The lack of any long-term study of the procedure -- Dr. Jobe is the principal investigator of a new study comparing the efficacy of EsophX with drugs like Nexium and Prilosec OTC -- didn't worry her. "He made me feel very confident," she said.
Dr. Jobe felt the same about her.
"She was the perfect person to work with on this because she had an open mind to a new procedure and was willing to try it," he said. "And I think it sort of takes that spirit of adventure."
Mrs. Crawford also met the physical qualifications. "The perfect patient for this procedure would be somebody who has heartburn despite medication and would like to get off medication," Dr. Jobe said. "That's the same person who does the best with the laparoscopic approach as well." The patient also cannot have a large hiatal hernia, he said, "and then we like to document that they have acid exposure in their esophagus."
As in laparoscopy, successful surgery also depends on the patient following some behavior modification.

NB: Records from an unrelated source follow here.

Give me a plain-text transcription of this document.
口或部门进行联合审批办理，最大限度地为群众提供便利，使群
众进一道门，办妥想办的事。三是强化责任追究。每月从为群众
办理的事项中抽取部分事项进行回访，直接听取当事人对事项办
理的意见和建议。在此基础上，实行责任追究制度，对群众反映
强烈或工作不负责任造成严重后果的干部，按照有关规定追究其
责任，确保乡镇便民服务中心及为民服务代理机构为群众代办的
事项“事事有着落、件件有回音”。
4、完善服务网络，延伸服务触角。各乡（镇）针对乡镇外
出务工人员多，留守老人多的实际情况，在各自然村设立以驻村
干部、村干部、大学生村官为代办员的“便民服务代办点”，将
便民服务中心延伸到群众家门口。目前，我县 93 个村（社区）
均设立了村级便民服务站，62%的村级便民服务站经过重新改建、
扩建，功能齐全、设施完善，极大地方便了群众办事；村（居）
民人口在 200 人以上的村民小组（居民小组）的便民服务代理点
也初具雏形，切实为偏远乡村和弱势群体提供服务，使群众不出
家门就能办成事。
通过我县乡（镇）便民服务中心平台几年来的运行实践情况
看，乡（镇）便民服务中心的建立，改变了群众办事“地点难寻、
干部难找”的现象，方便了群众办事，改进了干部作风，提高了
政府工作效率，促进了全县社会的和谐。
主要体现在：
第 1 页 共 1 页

"Sutures just hold things in place while the healing process occurs," the surgeon said. "That's why there's no heavy lifting greater than 20 pounds for six weeks and the diet is modified cause you don't want to over-distend the stomach. If you were to drink a beer or a carbonated beverage it would over-distend the stomach and you can see how it would put tension on that and that's really the important piece." Likewise, multiple small meals should replace fewer large ones during the healing. Dr. Jobe calls them "the bird diet."